You can also tune the workload of the queries by editing nexmark/conf/nexmark.yaml with the nexmark.workload.* prefix options.

• 3 worker node (ecs.i2g.2xlarge instances on Aliyun)
• Each machine has 1 Xeon 2.5 GHz CPU (8 vCores) and 32 GB RAM
• 800 GB SSD local disk
• 2 Gbps between compute nodes

Use the default configuration file flink-conf.yaml and sql-client-defaults.yaml defined in nexmark-flink/src/main/resources/conf/.

Some notable configurations including:

• 8 TaskManagers, each has only 1 slot
• 4GB for each TaskManager and JobManager
• Job parallelism: 8
• Checkpoint enabled with exactly once mode and 3 minutes interval
• Use RocksDB state backend with incremental checkpoint enabled
• MiniBatch optimization enabled with 2 seconds interval and 5000 rows
• Splitting distinct aggregation optimization is enabled

Flink version: manually build for release-1.11 branch on commit b9ca9bb.

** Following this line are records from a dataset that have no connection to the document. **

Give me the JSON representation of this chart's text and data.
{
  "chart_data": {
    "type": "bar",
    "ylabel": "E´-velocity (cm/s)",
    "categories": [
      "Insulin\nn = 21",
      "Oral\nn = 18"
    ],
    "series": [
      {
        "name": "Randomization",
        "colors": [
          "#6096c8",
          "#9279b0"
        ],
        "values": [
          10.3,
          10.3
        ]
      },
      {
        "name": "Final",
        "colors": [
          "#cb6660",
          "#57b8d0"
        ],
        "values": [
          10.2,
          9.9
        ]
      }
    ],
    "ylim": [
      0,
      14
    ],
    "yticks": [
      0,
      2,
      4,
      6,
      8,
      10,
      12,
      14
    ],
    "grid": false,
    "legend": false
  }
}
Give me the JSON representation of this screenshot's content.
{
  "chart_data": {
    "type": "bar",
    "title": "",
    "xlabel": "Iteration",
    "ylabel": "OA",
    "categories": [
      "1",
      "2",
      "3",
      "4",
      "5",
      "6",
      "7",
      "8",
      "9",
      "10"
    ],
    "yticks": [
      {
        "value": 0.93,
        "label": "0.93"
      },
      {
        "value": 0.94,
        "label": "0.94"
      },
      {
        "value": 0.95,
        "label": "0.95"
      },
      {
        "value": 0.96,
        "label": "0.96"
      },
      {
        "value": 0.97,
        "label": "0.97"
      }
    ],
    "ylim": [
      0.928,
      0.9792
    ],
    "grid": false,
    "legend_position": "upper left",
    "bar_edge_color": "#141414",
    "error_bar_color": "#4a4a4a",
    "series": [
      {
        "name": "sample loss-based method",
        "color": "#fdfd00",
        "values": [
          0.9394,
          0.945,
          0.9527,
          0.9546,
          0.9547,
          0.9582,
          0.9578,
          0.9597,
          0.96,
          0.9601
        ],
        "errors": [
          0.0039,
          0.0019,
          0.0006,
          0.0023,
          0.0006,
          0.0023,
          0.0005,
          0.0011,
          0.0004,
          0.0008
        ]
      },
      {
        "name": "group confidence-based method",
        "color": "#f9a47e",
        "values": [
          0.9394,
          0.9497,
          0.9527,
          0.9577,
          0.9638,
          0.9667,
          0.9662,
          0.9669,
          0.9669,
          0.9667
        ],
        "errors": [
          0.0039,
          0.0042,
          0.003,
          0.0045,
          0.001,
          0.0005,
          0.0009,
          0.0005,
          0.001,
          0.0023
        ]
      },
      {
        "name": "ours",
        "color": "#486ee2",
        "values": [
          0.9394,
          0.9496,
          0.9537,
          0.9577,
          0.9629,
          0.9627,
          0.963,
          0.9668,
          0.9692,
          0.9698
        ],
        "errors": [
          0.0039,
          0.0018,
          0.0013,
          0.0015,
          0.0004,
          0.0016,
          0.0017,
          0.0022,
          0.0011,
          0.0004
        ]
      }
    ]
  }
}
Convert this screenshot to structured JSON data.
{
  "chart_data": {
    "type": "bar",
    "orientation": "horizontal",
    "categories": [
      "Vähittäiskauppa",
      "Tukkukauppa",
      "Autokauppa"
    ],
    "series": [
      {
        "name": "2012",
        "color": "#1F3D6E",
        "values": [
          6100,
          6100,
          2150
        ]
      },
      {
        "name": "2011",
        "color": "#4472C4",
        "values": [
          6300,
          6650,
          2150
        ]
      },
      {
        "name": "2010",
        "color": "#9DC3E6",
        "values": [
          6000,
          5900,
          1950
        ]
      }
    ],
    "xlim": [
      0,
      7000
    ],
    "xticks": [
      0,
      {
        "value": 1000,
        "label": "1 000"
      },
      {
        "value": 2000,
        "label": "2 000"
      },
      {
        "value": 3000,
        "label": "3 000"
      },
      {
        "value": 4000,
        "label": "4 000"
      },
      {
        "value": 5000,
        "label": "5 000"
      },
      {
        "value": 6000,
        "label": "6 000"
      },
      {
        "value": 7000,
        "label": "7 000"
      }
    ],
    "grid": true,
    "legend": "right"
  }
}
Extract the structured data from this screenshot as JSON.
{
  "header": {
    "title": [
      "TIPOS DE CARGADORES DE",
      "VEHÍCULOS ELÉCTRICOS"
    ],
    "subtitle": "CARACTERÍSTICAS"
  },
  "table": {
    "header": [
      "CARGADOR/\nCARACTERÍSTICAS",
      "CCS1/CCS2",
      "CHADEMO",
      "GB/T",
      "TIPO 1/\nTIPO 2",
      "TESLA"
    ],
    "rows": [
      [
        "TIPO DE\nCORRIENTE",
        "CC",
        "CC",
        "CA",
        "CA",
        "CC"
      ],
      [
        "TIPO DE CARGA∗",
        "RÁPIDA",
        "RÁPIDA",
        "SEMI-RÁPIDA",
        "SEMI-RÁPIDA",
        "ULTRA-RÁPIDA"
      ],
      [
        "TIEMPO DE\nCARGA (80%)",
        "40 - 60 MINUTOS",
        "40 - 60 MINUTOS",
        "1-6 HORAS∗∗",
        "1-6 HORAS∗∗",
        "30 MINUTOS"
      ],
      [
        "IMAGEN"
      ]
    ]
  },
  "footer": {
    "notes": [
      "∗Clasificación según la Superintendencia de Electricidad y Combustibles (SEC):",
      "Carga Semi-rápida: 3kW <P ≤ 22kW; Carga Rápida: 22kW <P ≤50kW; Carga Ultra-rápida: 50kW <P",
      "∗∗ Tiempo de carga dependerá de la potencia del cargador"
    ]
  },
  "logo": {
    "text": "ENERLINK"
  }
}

Source generates 10M records per seconds. The percentage of 3 stream is Bid: 92%, Auction: 6%, Person: 2%. Each query will warm up for 3 minutes and then collect metrics for 3 minutes.

+-------------------+-------------------+-------------------+-------------------+
| Nexmark Query     | Throughput (r/s)  | Cores             | Throughput/Cores  |
+-------------------+-------------------+-------------------+-------------------+
|q0                 |1.9 M              |8.17               |235 K              |
|q1                 |1.8 M              |8.17               |228 K              |
|q2                 |2.1 M              |8.16               |258 K              |
|q3                 |1.9 M              |9.66               |198 K              |
|q4                 |305 K              |11.55              |26 K               |
|q5                 |311 K              |11.71              |26 K               |
|q7                 |153 K              |12.14              |12 K               |
|q8                 |1.8 M              |13.65              |135 K              |
|q9                 |170 K              |11.86              |14 K               |
|q10                |633 K              |8.23               |76 K               |
|q11                |428 K              |10.5               |40 K               |
|q12                |937 K              |12.35              |75 K               |
|q13                |1.4 M              |8.26               |179 K              |
|q14                |1.8 M              |8.28               |228 K              |
|q15                |729 K              |9.06               |80 K               |
+-------------------+-------------------+-------------------+-------------------+

1. Run Nexmark benchmark for more stream processing systems, such as Spark, KSQL. However, they don't have complete streaming SQL features. Therefore, not all of the queries can be ran in these systems. But we can implement the queries in programing way using Spark Streaming, Kafka Streams.
2. Support Latency metric for the benchmark. Latency measures the required time from a record entering the system to some results produced after some actions performed on the record. However, this is not easy to support for SQL queries unless we modify the queries.

• Pete Tucker, Kristin Tufte, Vassilis Papadimos, David Maier. NEXMark – A Benchmark for Queries over Data Streams. June 2010.